The Health Ministry in Hamas-run Gaza said Friday that the overall Palestinian death toll is now approaching 28,000, with about two-thirds women and children. The count does not distinguish between civilians and combatants.

Israel's stated intentions to expand its ground offensive to Rafah also prompted an unusual public backlash in Washington.

“We have yet to see any evidence of serious planning for such an operation,” Vedant Patel, a State Department spokesman, said Thursday.
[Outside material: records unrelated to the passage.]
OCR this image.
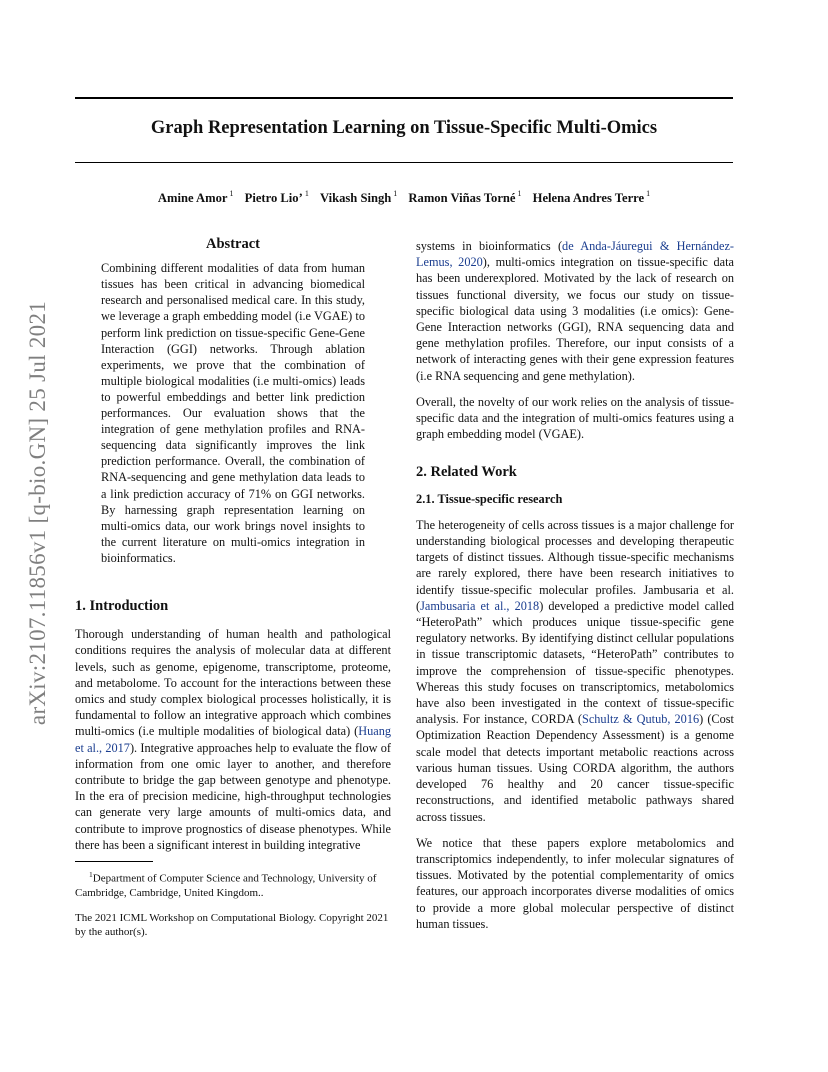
Graph Representation Learning on Tissue-Specific Multi-Omics
Amine Amor $^1$ Pietro Lio’ $^1$ Vikash Singh $^1$ Ramon Viñas Torné $^1$ Helena Andres Terre $^1$
arXiv:2107.11856v1 [q-bio.GN] 25 Jul 2021
Abstract

Combining different modalities of data from human tissues has been critical in advancing biomedical research and personalised medical care. In this study, we leverage a graph embedding model (i.e VGAE) to perform link prediction on tissue-specific Gene-Gene Interaction (GGI) networks. Through ablation experiments, we prove that the combination of multiple biological modalities (i.e multi-omics) leads to powerful embeddings and better link prediction performances. Our evaluation shows that the integration of gene methylation profiles and RNA-sequencing data significantly improves the link prediction performance. Overall, the combination of RNA-sequencing and gene methylation data leads to a link prediction accuracy of 71% on GGI networks. By harnessing graph representation learning on multi-omics data, our work brings novel insights to the current literature on multi-omics integration in bioinformatics.

1. Introduction

Thorough understanding of human health and pathological conditions requires the analysis of molecular data at different levels, such as genome, epigenome, transcriptome, proteome, and metabolome. To account for the interactions between these omics and study complex biological processes holistically, it is fundamental to follow an integrative approach which combines multi-omics (i.e multiple modalities of biological data) (Huang et al., 2017). Integrative approaches help to evaluate the flow of information from one omic layer to another, and therefore contribute to bridge the gap between genotype and phenotype. In the era of precision medicine, high-throughput technologies can generate very large amounts of multi-omics data, and contribute to improve prognostics of disease phenotypes. While there has been a significant interest in building integrative

$^1$Department of Computer Science and Technology, University of Cambridge, Cambridge, United Kingdom..

The 2021 ICML Workshop on Computational Biology. Copyright 2021 by the author(s).

systems in bioinformatics (de Anda-Jáuregui & Hernández-Lemus, 2020), multi-omics integration on tissue-specific data has been underexplored. Motivated by the lack of research on tissues functional diversity, we focus our study on tissue-specific biological data using 3 modalities (i.e omics): Gene-Gene Interaction networks (GGI), RNA sequencing data and gene methylation profiles. Therefore, our input consists of a network of interacting genes with their gene expression features (i.e RNA sequencing and gene methylation).

Overall, the novelty of our work relies on the analysis of tissue-specific data and the integration of multi-omics features using a graph embedding model (VGAE).

2. Related Work
2.1. Tissue-specific research

The heterogeneity of cells across tissues is a major challenge for understanding biological processes and developing therapeutic targets of distinct tissues. Although tissue-specific mechanisms are rarely explored, there have been research initiatives to identify tissue-specific molecular profiles. Jambusaria et al. (Jambusaria et al., 2018) developed a predictive model called “HeteroPath” which produces unique tissue-specific gene regulatory networks. By identifying distinct cellular populations in tissue transcriptomic datasets, “HeteroPath” contributes to improve the comprehension of tissue-specific phenotypes. Whereas this study focuses on transcriptomics, metabolomics have also been investigated in the context of tissue-specific analysis. For instance, CORDA (Schultz & Qutub, 2016) (Cost Optimization Reaction Dependency Assessment) is a genome scale model that detects important metabolic reactions across various human tissues. Using CORDA algorithm, the authors developed 76 healthy and 20 cancer tissue-specific reconstructions, and identified metabolic pathways shared across tissues.

We notice that these papers explore metabolomics and transcriptomics independently, to infer molecular signatures of tissues. Motivated by the potential complementarity of omics features, our approach incorporates diverse modalities of omics to provide a more global molecular perspective of distinct human tissues.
Going ahead with such an offensive now, “with no planning and little thought in an area where there is sheltering of a million people would be a disaster.”

John Kirby, the National Security Council spokesperson, said an Israel ground offensive in Rafah is “not something we would support.”

The comments signaled intensifying U.S. friction with Netanyahu, who pushed a message of “total victory” in the war this week, at a time when U.S. Secretary of State Antony Blinken was in Israel to press for a cease-fire deal in exchange for the release of dozens of Hamas-held hostages.

Aid agency officials also sounded warnings over the prospect of a Rafah offensive. “We need Gaza's last remaining hospitals, shelters, markets and water systems to stay functional,” said Catherine Russell, head of the U.N. children's agency UNICEF. “Without them, hunger and disease will skyrocket, taking more child lives.”

With the war now in its fifth month, Israeli ground forces are still focusing on the city of Khan Younis, just north of Rafah, but Netanyahu has repeatedly said Rafah will be next, creating panic among hundreds of thousands of displaced people.

Netanyahu’s words have also alarmed Egypt, which has said that any ground operation in the Rafah area or mass displacement across the border would undermine its 40-year-old peace treaty with Israel. The mostly sealed Gaza-Egypt border is also the main entry point for humanitarian aid.